The city’s comprehensive plan, adopted Nov. 29, encourages redevelopment of the armory and the adjacent Fort Boise area as a mixed-use residential and commercial district, with additional green space.

What do the neighbors say?

“This is wonderful news. Finding a buyer with the sophistication and capacity to bring this iconic building back to life is a big win for Boise,” said Erik Kingston, a member of the East End Neighborhood Association’s armory subcommittee, which has worked with the city since 2007 on preservation options.

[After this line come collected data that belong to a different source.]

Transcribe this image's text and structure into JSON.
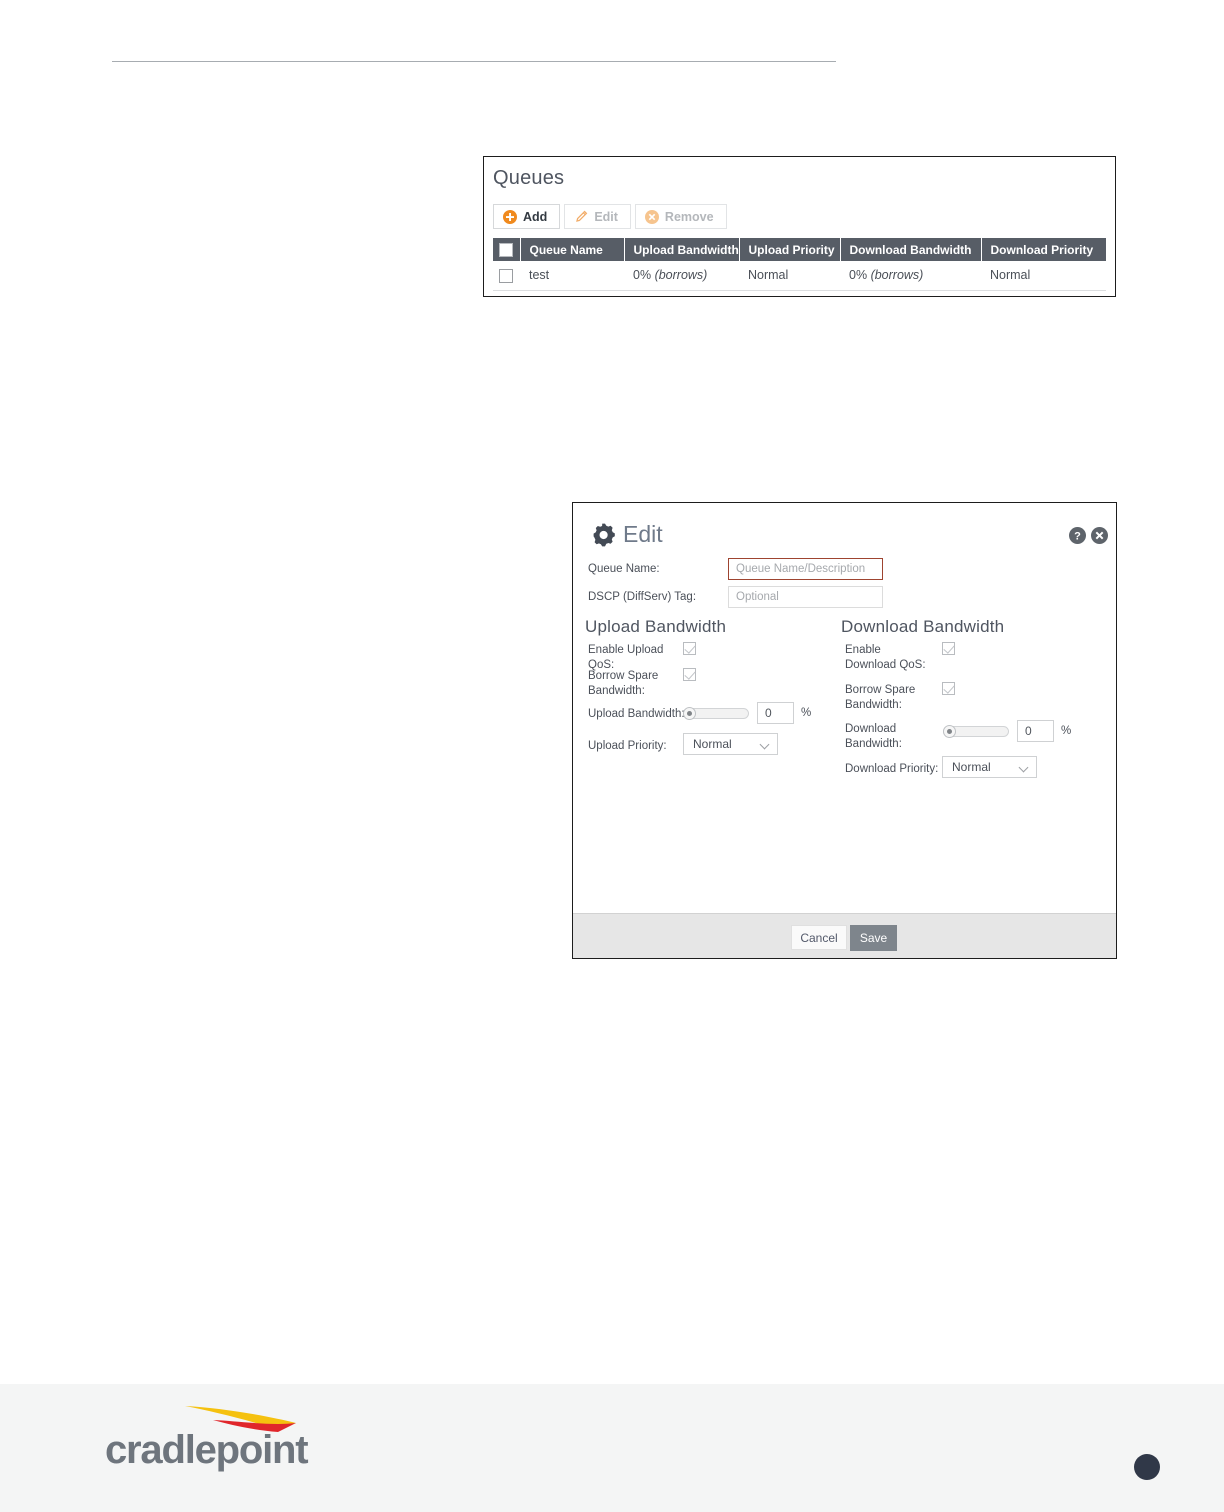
{
  "document": {
    "top_rule": true
  },
  "queues_panel": {
    "title": "Queues",
    "toolbar": [
      {
        "label": "Add",
        "icon": "plus-circle-icon",
        "enabled": true
      },
      {
        "label": "Edit",
        "icon": "pencil-icon",
        "enabled": false
      },
      {
        "label": "Remove",
        "icon": "x-circle-icon",
        "enabled": false
      }
    ],
    "table": {
      "columns": [
        "Queue Name",
        "Upload Bandwidth",
        "Upload Priority",
        "Download Bandwidth",
        "Download Priority"
      ],
      "rows": [
        {
          "queue_name": "test",
          "upload_bandwidth": "0%",
          "upload_bandwidth_note": "(borrows)",
          "upload_priority": "Normal",
          "download_bandwidth": "0%",
          "download_bandwidth_note": "(borrows)",
          "download_priority": "Normal"
        }
      ]
    }
  },
  "edit_dialog": {
    "title": "Edit",
    "gear_icon": "gear-icon",
    "help_icon": "help-icon",
    "close_icon": "close-icon",
    "fields": {
      "queue_name_label": "Queue Name:",
      "queue_name_value": "",
      "queue_name_placeholder": "Queue Name/Description",
      "dscp_label": "DSCP (DiffServ) Tag:",
      "dscp_value": "",
      "dscp_placeholder": "Optional"
    },
    "upload": {
      "section_title": "Upload Bandwidth",
      "enable_label": "Enable Upload QoS:",
      "enable_checked": true,
      "borrow_label": "Borrow Spare Bandwidth:",
      "borrow_checked": true,
      "bandwidth_label": "Upload Bandwidth:",
      "bandwidth_value": "0",
      "bandwidth_unit": "%",
      "slider_position_pct": 0,
      "priority_label": "Upload Priority:",
      "priority_value": "Normal"
    },
    "download": {
      "section_title": "Download Bandwidth",
      "enable_label": "Enable Download QoS:",
      "enable_checked": true,
      "borrow_label": "Borrow Spare Bandwidth:",
      "borrow_checked": true,
      "bandwidth_label": "Download Bandwidth:",
      "bandwidth_value": "0",
      "bandwidth_unit": "%",
      "slider_position_pct": 0,
      "priority_label": "Download Priority:",
      "priority_value": "Normal"
    },
    "footer": {
      "cancel_label": "Cancel",
      "save_label": "Save"
    }
  },
  "page_footer": {
    "logo_text": "cradlepoint",
    "logo_icon": "cradlepoint-swoosh-icon",
    "page_marker": ""
  },
  "colors": {
    "table_header_bg": "#575d66",
    "accent_orange": "#f08a1e",
    "required_border": "#9e4430",
    "save_button_bg": "#7e858c",
    "dialog_title": "#6f7a8a",
    "logo_gray": "#6e757d",
    "swoosh_yellow": "#f5c10f",
    "swoosh_red": "#e0262b",
    "page_dot": "#303848",
    "footer_bg": "#f4f5f5"
  }
}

What will it take for the industrial land deal to come together?

That hinges on J&M finding a tenant for the 200-acre site, which is about the size of Hewlett-Packard’s campus in West Boise.

J&M is based in the Bay Area, and its contacts are in high tech, Brunelle said. J&M may already have a specific tenant in mind.

“It has been years since we have had any activity like this, of this scale,” Brunelle said.

How does the city typically get rid of land it doesn’t want?

Under state law, a city can dispose of surplus property three ways: sell it to the highest bidder at a public auction, exchange it for property of comparable value, or deed it to another government agency.

The city held a public auction for some of its industrial land in October 2010 — and had no interest from buyers then or since. That means it can sell the property on the open market. That’s how J&M can purchase the 13- and 30-acre parcels.

The city has never put the armory or the 200-acre site up for auction, so it cannot sell the land directly to J&M.

But it can exchange it — in this case for land J&M would buy from the city.

“All this complies with state and city policy,” said Riley.